# Applied Capstone Project - The Battle of Neighborhoods

# Determine New Store Locations in Manhattan for a Cosmetic Shop

## 1. Introduction and Discussion of the Business Objective

#### Problem Background and Description
Manhattan , is the most densely populated of the five boroughs of New York City. Manhattan serves as the city's economic and administrative center, cultural identifier, and historical birthplace.The borough consists mostly of Manhattan Island, bounded by the Hudson, East, and Harlem rivers; as well as several small adjacent islands. Manhattan additionally contains Marble Hill, a small neighborhood now on the U.S. mainland, that was connected using landfill to the Bronx and separated from the rest of Manhattan by the Harlem River.

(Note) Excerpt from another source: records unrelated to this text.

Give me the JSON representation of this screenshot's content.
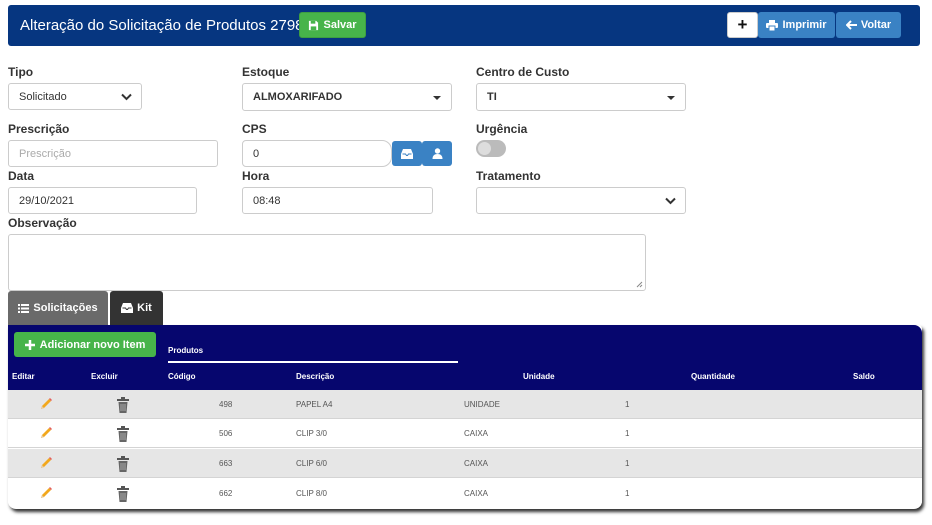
{
  "header": {
    "title": "Alteração do Solicitação de Produtos 2798",
    "save_label": "Salvar",
    "plus_label": "+",
    "print_label": "Imprimir",
    "back_label": "Voltar"
  },
  "form": {
    "tipo": {
      "label": "Tipo",
      "value": "Solicitado"
    },
    "estoque": {
      "label": "Estoque",
      "value": "ALMOXARIFADO"
    },
    "centro_custo": {
      "label": "Centro de Custo",
      "value": "TI"
    },
    "prescricao": {
      "label": "Prescrição",
      "placeholder": "Prescrição"
    },
    "cps": {
      "label": "CPS",
      "value": "0"
    },
    "urgencia": {
      "label": "Urgência",
      "on": false
    },
    "data": {
      "label": "Data",
      "value": "29/10/2021"
    },
    "hora": {
      "label": "Hora",
      "value": "08:48"
    },
    "tratamento": {
      "label": "Tratamento",
      "value": ""
    },
    "observacao": {
      "label": "Observação",
      "value": ""
    }
  },
  "tabs": [
    {
      "label": "Solicitações",
      "icon": "list-icon",
      "active": true
    },
    {
      "label": "Kit",
      "icon": "inbox-icon",
      "active": false
    }
  ],
  "table": {
    "add_label": "Adicionar novo Item",
    "section_title": "Produtos",
    "columns": [
      "Editar",
      "Excluir",
      "Código",
      "Descrição",
      "Unidade",
      "Quantidade",
      "Saldo"
    ],
    "rows": [
      {
        "codigo": "498",
        "descricao": "PAPEL A4",
        "unidade": "UNIDADE",
        "quantidade": "1",
        "saldo": ""
      },
      {
        "codigo": "506",
        "descricao": "CLIP 3/0",
        "unidade": "CAIXA",
        "quantidade": "1",
        "saldo": ""
      },
      {
        "codigo": "663",
        "descricao": "CLIP 6/0",
        "unidade": "CAIXA",
        "quantidade": "1",
        "saldo": ""
      },
      {
        "codigo": "662",
        "descricao": "CLIP 8/0",
        "unidade": "CAIXA",
        "quantidade": "1",
        "saldo": ""
      }
    ]
  },
  "colors": {
    "header_bg": "#063680",
    "success": "#47b44a",
    "primary": "#3a82c4",
    "table_head": "#06066e"
  }
}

Manhattan Island is divided into three informally bounded components, each aligned with the borough's long axis: Lower, Midtown, and Upper Manhattan. 

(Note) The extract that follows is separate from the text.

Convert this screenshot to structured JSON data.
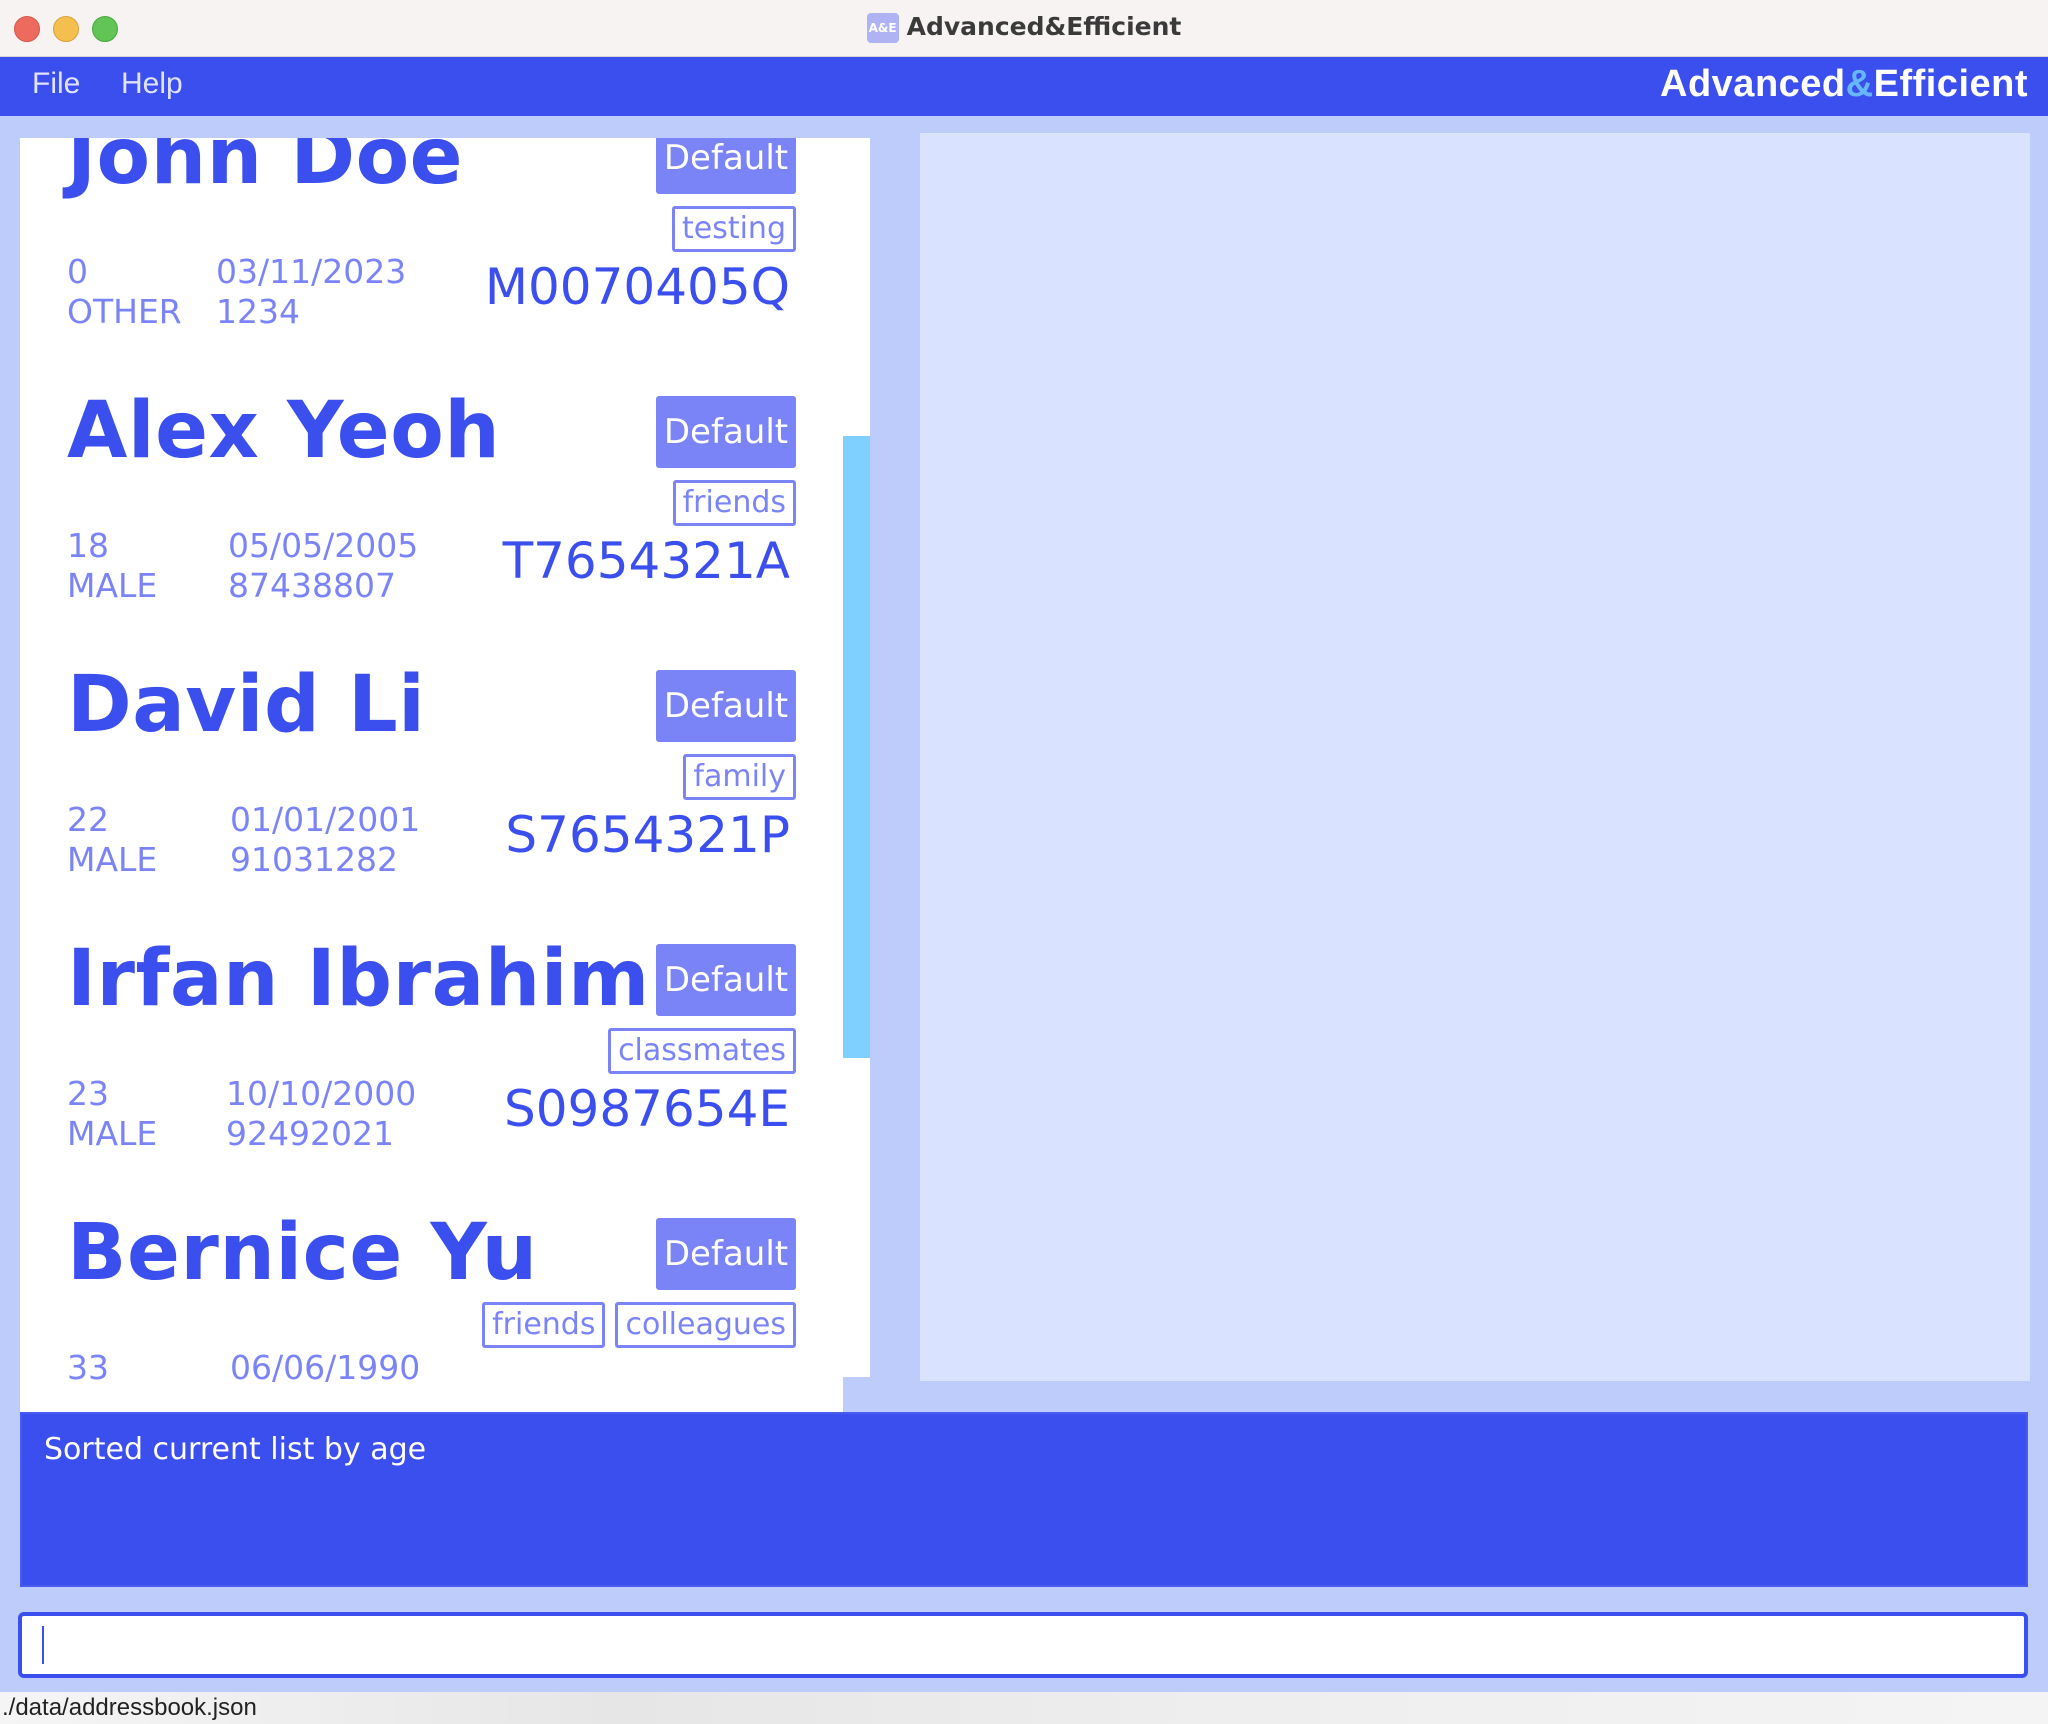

Manhattan has been described as the cultural, financial, media, and entertainment capital of the world, and the borough hosts the United Nations Headquarters. MEG Company produces cosmetic products, they have some stores in Europe but they also want to built a store in Manhattan. They puts lots of work on their Research and Development projects and eventually improved an eyeshadow palet that has tones of colour on it and they also care about human skin health and regulations about chemicals. Before they release the product to the market; MEG Company's manager decide to allocate this project to me. Manager also want from me to build a system that can help in reccommending new places for their new Cosmetic Shop that will open in Manhattan. This will be a major part of their decision-making process. MEG Company want to position for their new shop in high traffic areas where consumers go restaurants, cafes.

#### Criteria
According to information provided by another company that have shops in Manhattan suggests that the best locations to open new Cosmetic Shop stores may not only be where other Cosmetic Shops are located. This data strongly suggests that the best places are in fact areas that are near Italıan Restaurants, Cafés, Coffee Shops and Hotels. The people live in Manhattan are very social people that frequent these place often.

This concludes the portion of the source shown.